Individuals or corporate entities that are no longer capable of paying off their debts to their creditors are normally considered as bankrupt. Under the law, individuals or corporate entities that have lost the financial capacity to handle their financial obligations in favor of their creditors have the option of declaring bankruptcy.
Bankruptcy Law: Its Core Purpose
As provided for under the Bankruptcy Law, otherwise known as the Financial Rehabilitation and Insolvency Act of 2010, individuals or corporate entities who are under financial distress can seek for avenues wherein they are given the chance and are enabled to pay their debts under settlements that allow for extended time and without complications. While the law thus provides bankruptcy declaration as a legal means of protecting the interests of a financially distressed individual or corporate entity, it does not necessarily mean that a debtor is fully discharged from the financial obligation or debt in question.
Bankruptcy Law: A Creditor’s View
For creditors, however, a debtor’s bankruptcy declaration can mean a bitter pill to swallow. Debt settlements can usually mean that the money which a creditor have shelled out in favor of a hkdrs debtor will not easily be recovered and there is even the possibility that the original amount will be reduced. This translates to a loss of profit for the creditor, especially in cases where a settlement indicates that payments will be in the form of lots or properties that may have no enough value at all to be considered as profitable as against their initial financial outlay in favor of the debtor.
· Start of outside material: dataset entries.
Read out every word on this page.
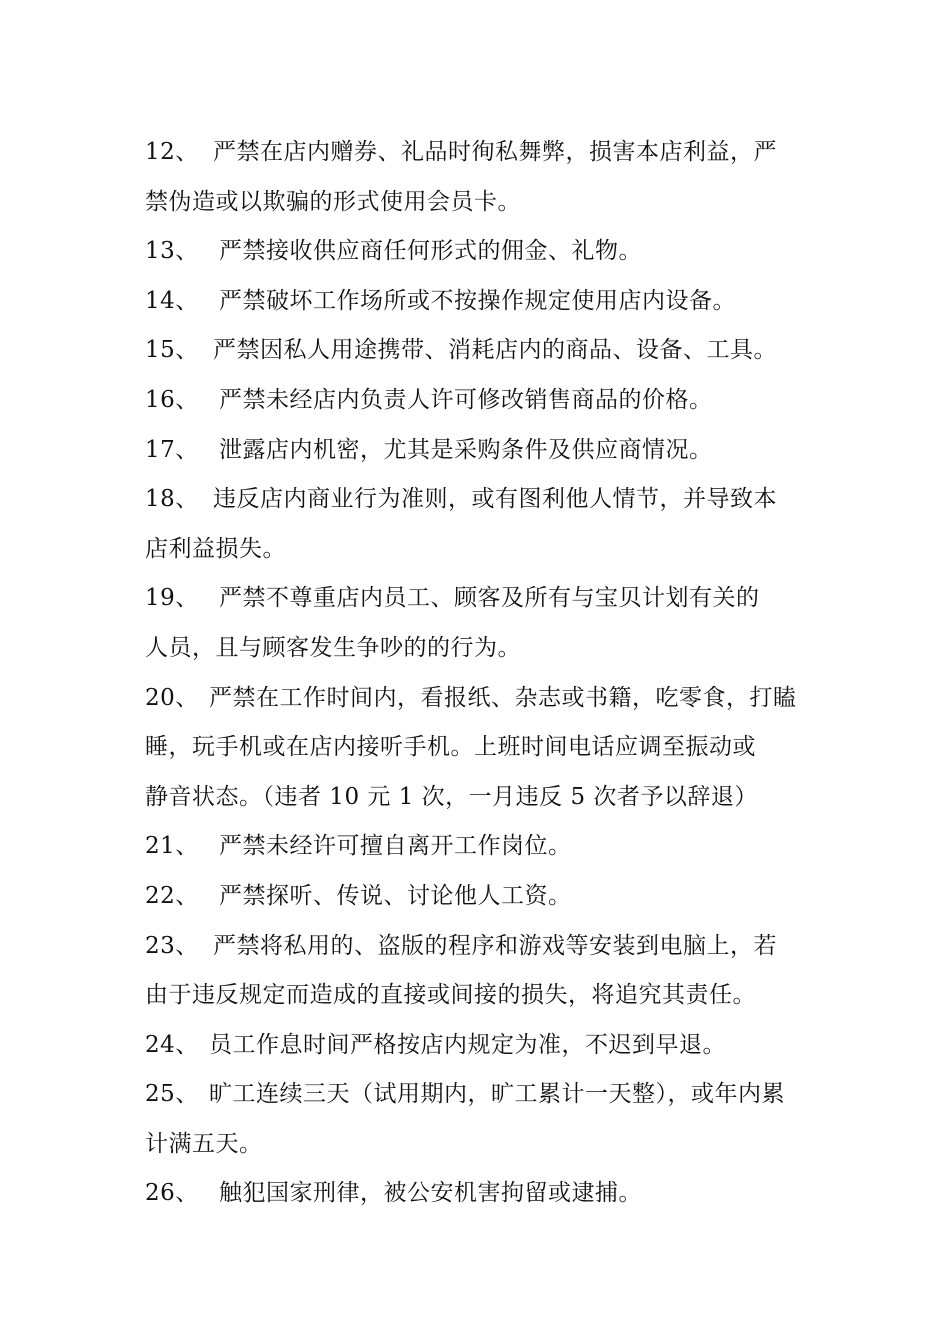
12、 严禁在店内赠券、礼品时徇私舞弊，损害本店利益，严
禁伪造或以欺骗的形式使用会员卡。
13、 严禁接收供应商任何形式的佣金、礼物。
14、 严禁破坏工作场所或不按操作规定使用店内设备。
15、 严禁因私人用途携带、消耗店内的商品、设备、工具。
16、 严禁未经店内负责人许可修改销售商品的价格。
17、 泄露店内机密，尤其是采购条件及供应商情况。
18、 违反店内商业行为准则，或有图利他人情节，并导致本
店利益损失。
19、 严禁不尊重店内员工、顾客及所有与宝贝计划有关的
人员，且与顾客发生争吵的的行为。
20、 严禁在工作时间内，看报纸、杂志或书籍，吃零食，打瞌
睡，玩手机或在店内接听手机。上班时间电话应调至振动或
静音状态。（违者 10 元 1 次，一月违反 5 次者予以辞退）
21、 严禁未经许可擅自离开工作岗位。
22、 严禁探听、传说、讨论他人工资。
23、 严禁将私用的、盗版的程序和游戏等安装到电脑上，若
由于违反规定而造成的直接或间接的损失，将追究其责任。
24、 员工作息时间严格按店内规定为准，不迟到早退。
25、 旷工连续三天（试用期内，旷工累计一天整），或年内累
计满五天。
26、 触犯国家刑律，被公安机害拘留或逮捕。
Now, who gets the most favor from Bankruptcy Law as currently practiced? Is it more in favor of a debtor or a creditor? Going back to history, bankruptcy or insolvency takes its roots from Islam. Early followers of the Qur’an practiced the teachings of the said book concerning insolvency. The Qur’an teachings states that an individual undergoing the hardships of insolvency should be allowed enough time to ease up until the ability to pay up the debt in question is regained. For a modern creditor, however, the reality of inflation and tax increases, among others, makes the bankruptcy law a disadvantage to deal with.
Debt Restructuring as an Alternative
Corporate entities and individual business owners, however, have other means at their disposal apart from bankruptcy and closure of operations. Under Debt Restructuring, a public or private company or individual business entity, and even sovereign entities, can be allowed to renegotiate or reduce the debt in question so that financial stability can be gradually restored through a rehabilitative process. This allows for continuous business operations which in turn ensure that future debt payments can be secured by the creditor concerned, albeit in reduced and extended terms.
The advantage of debt restructuring as against bankruptcy is that it is less expensive, with the main costs covering the time and effort spent in negotiating with creditors, vendors, bankers, and tax authorities. Furthermore, it is a process by which a financially distressed individual or company can gain recovery, and creditors can regain their investments or money.